O que é sustentabilidade?

Cardume de sardinhas. Foto: Shutterstock

 

Durante mais de 10 anos, o mundialmente renomado cientista pesqueiro Daniel Pauly, fundador e diretor do projeto Sea Around Us, contribuiu para a revista internacional da Oceana respondendo às mais diversas perguntas sobre conservação marinha. Esse trabalho, recentemente reunido na publicação  “Pergunte ao Dr. Pauly”: Respostas para a conservação dos oceanos (em tradução livre, disponível em inglês), é a inspiração para a nova série Mar aberto: especialistas respondem, que iniciamos nesse ano no Brasil. Assim como nos textos de Pauly, membro do Conselho Diretor da Oceana, a intenção é informar o público sobre temas relacionados aos oceanos, de forma clara e sucinta, leve e atraente, mas sempre embasada na ciência.

Nessa primeira edição, o próprio Daniel Pauly é quem explica “o que é sustentabilidade”, a partir do ponto de vista da ciência pesqueira¹:

 

Daniel Pauly, cientista pesqueiro. Foto: Sea Around Us

Hoje em dia, tudo deve ser ou se tornar “sustentável”, e a sustentabilidade é vista como algo inerentemente bom. Na verdade, o termo se tornou tão difundido que foi gradualmente perdendo parte de seu sentido original.

Sustentável significa (ou significava) que algo pode ser mantido em um determinado nível por muito tempo.

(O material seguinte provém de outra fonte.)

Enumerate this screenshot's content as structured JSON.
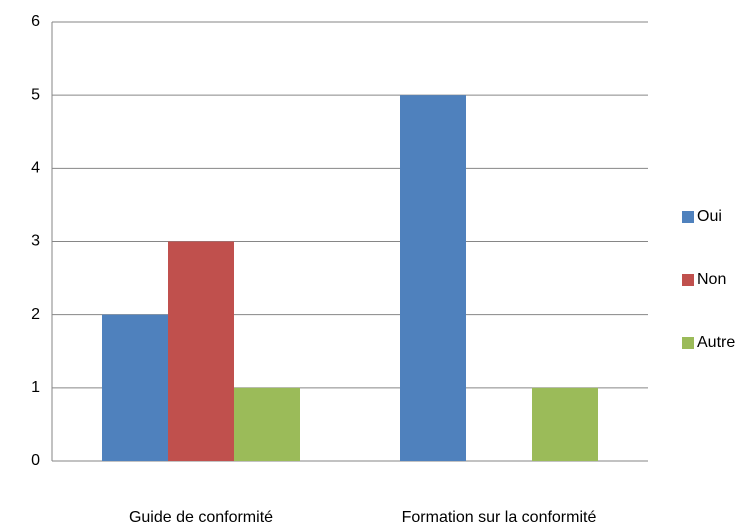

Os seres humanos geralmente querem fazer mais coisas que consideram positivas e menos coisas que consideram negativas. Assim, cunhou-se a expressão “crescimento sustentável”, que tem várias definições complexas mas é inevitavelmente contraditória, pois nada neste mundo pode crescer por muito tempo e continuar sendo o que é.

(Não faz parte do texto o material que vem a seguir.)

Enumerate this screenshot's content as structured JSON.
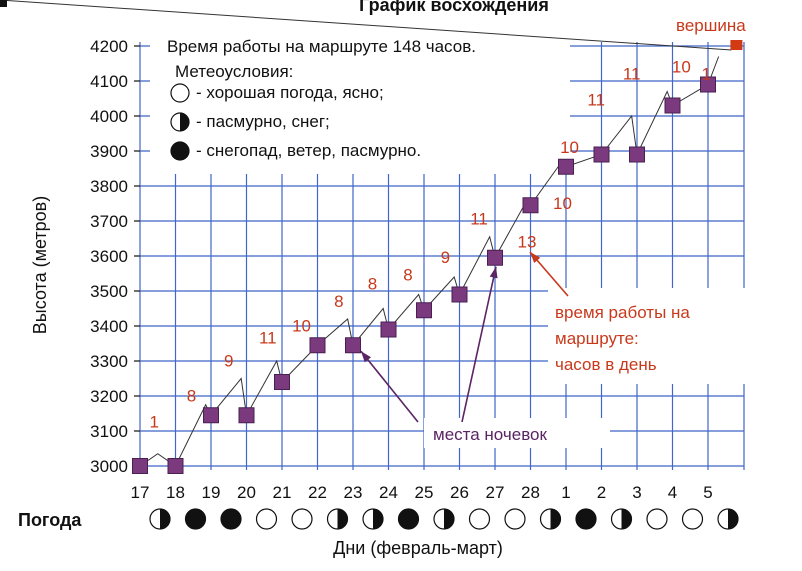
{
  "colors": {
    "grid": "#3f66c8",
    "camp": "#7b3a7e",
    "camp_stroke": "#4a1f52",
    "intermediate": "#111111",
    "hours_text": "#c8391b",
    "summit": "#d23a14",
    "annotation_purple": "#5b2463"
  },
  "chart_data": {
    "type": "line",
    "title": "График восхождения",
    "xlabel": "Дни (февраль-март)",
    "ylabel": "Высота (метров)",
    "ylim": [
      3000,
      4200
    ],
    "y_ticks": [
      "3000",
      "3100",
      "3200",
      "3300",
      "3400",
      "3500",
      "3600",
      "3700",
      "3800",
      "3900",
      "4000",
      "4100",
      "4200"
    ],
    "x_ticks": [
      "17",
      "18",
      "19",
      "20",
      "21",
      "22",
      "23",
      "24",
      "25",
      "26",
      "27",
      "28",
      "1",
      "2",
      "3",
      "4",
      "5"
    ],
    "grid": true,
    "legend": {
      "line1": "Время работы на маршруте 148 часов.",
      "line2": "Метеоусловия:",
      "items": [
        {
          "symbol": "empty",
          "label": "- хорошая погода, ясно;"
        },
        {
          "symbol": "half",
          "label": "- пасмурно, снег;"
        },
        {
          "symbol": "full",
          "label": "- снегопад, ветер, пасмурно."
        }
      ]
    },
    "camps": {
      "name": "места ночевок",
      "points": [
        {
          "day": 0,
          "alt": 3000
        },
        {
          "day": 1,
          "alt": 3000
        },
        {
          "day": 2,
          "alt": 3145
        },
        {
          "day": 3,
          "alt": 3145
        },
        {
          "day": 4,
          "alt": 3240
        },
        {
          "day": 5,
          "alt": 3345
        },
        {
          "day": 6,
          "alt": 3345
        },
        {
          "day": 7,
          "alt": 3390
        },
        {
          "day": 8,
          "alt": 3445
        },
        {
          "day": 9,
          "alt": 3490
        },
        {
          "day": 10,
          "alt": 3595
        },
        {
          "day": 11,
          "alt": 3745
        },
        {
          "day": 12,
          "alt": 3855
        },
        {
          "day": 13,
          "alt": 3890
        },
        {
          "day": 14,
          "alt": 3890
        },
        {
          "day": 15,
          "alt": 4030
        },
        {
          "day": 16,
          "alt": 4090
        }
      ]
    },
    "intermediate": {
      "points": [
        {
          "day": 0.5,
          "alt": 3035
        },
        {
          "day": 1.85,
          "alt": 3175
        },
        {
          "day": 2.85,
          "alt": 3250
        },
        {
          "day": 3.85,
          "alt": 3300
        },
        {
          "day": 5.85,
          "alt": 3420
        },
        {
          "day": 6.85,
          "alt": 3450
        },
        {
          "day": 7.85,
          "alt": 3490
        },
        {
          "day": 8.85,
          "alt": 3540
        },
        {
          "day": 9.85,
          "alt": 3655
        },
        {
          "day": 10.85,
          "alt": 3750
        },
        {
          "day": 11.85,
          "alt": 3865
        },
        {
          "day": 13.85,
          "alt": 4000
        },
        {
          "day": 14.85,
          "alt": 4070
        },
        {
          "day": 16.3,
          "alt": 4170
        }
      ]
    },
    "hours_labels": [
      {
        "text": "1",
        "day": 0.4,
        "alt": 3110
      },
      {
        "text": "8",
        "day": 1.45,
        "alt": 3185
      },
      {
        "text": "9",
        "day": 2.5,
        "alt": 3285
      },
      {
        "text": "11",
        "day": 3.6,
        "alt": 3350
      },
      {
        "text": "10",
        "day": 4.55,
        "alt": 3385
      },
      {
        "text": "8",
        "day": 5.6,
        "alt": 3455
      },
      {
        "text": "8",
        "day": 6.55,
        "alt": 3505
      },
      {
        "text": "8",
        "day": 7.55,
        "alt": 3530
      },
      {
        "text": "9",
        "day": 8.6,
        "alt": 3580
      },
      {
        "text": "11",
        "day": 9.55,
        "alt": 3690
      },
      {
        "text": "13",
        "day": 10.9,
        "alt": 3625
      },
      {
        "text": "10",
        "day": 11.9,
        "alt": 3735
      },
      {
        "text": "10",
        "day": 12.1,
        "alt": 3895
      },
      {
        "text": "11",
        "day": 12.85,
        "alt": 4030
      },
      {
        "text": "11",
        "day": 13.85,
        "alt": 4105
      },
      {
        "text": "10",
        "day": 15.25,
        "alt": 4125
      },
      {
        "text": "1",
        "day": 15.95,
        "alt": 4105
      }
    ],
    "summit": {
      "label": "вершина",
      "day": 16.8,
      "alt": 4200
    },
    "annotations": {
      "hours_note": [
        "время работы на",
        "маршруте:",
        "часов в день"
      ],
      "camps_note": "места ночевок"
    },
    "weather": {
      "label": "Погода",
      "symbols": [
        "half",
        "full",
        "full",
        "empty",
        "empty",
        "half",
        "half",
        "full",
        "half",
        "empty",
        "empty",
        "half",
        "full",
        "half",
        "empty",
        "empty",
        "half"
      ]
    }
  }
}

A ciência e a gestão pesqueira têm um conceito de sustentabilidade – conhecido por Rendimento Máximo Sustentável (RMS) – que também está cercado de polêmicas. O RMS foi elaborado com base na noção de que uma população de peixes explorada por uma pescaria pode, em princípio, suportar uma captura relativamente alta, desde que sua biomassa (ou abundância) não seja reduzida a menos da metade de seu nível caso não houvesse pesca. Sob essa condição (e levando em consideração as flutuações ambientais), pode-se obter um rendimento sustentado, assim como se pode, em princípio, viver dos juros para sempre, desde que se tenha bastante dinheiro no banco.

No entanto, no mundo real, as pescarias não costumam ser geridas para manter o RMS, e a maioria das populações de peixes tradicionalmente exploradas foi reduzida a níveis muito mais baixos do que aqueles que permitem manter esse rendimento.

Por exemplo, o bacalhau do Norte, localizado na região leste do Canadá, foi explorado pelas frotas europeias e canadenses de 1500 a 1950, com rendimentos que variavam de 100 mil a 200 mil toneladas por ano. Porém, no início da década de 1960, as traineiras industriais europeias começaram a trabalhar em uma população de bacalhau que até então só havia sido explorada usando linha de mão e armadilhas. As capturas aumentaram substancialmente, chegando a 800 mil toneladas em 1968. Voltando à nossa analogia bancária, essas embarcações não estavam apenas vivendo dos juros: elas invadiram o cofre do banco e estavam retirando grandes quantidades de dinheiro.

Como era de se esperar, a enorme população de bacalhau que historicamente sustentou as capturas entrou em colapso, assim como a pesca de arrasto, que foi fechada no início da década de 1990. Em anos recentes, a população de bacalhau está tão baixa (ainda menor do que nos anos 2000) que capturas de apenas 5 mil toneladas ao ano impedem que a espécie se recupere e volte à sua abundância anterior.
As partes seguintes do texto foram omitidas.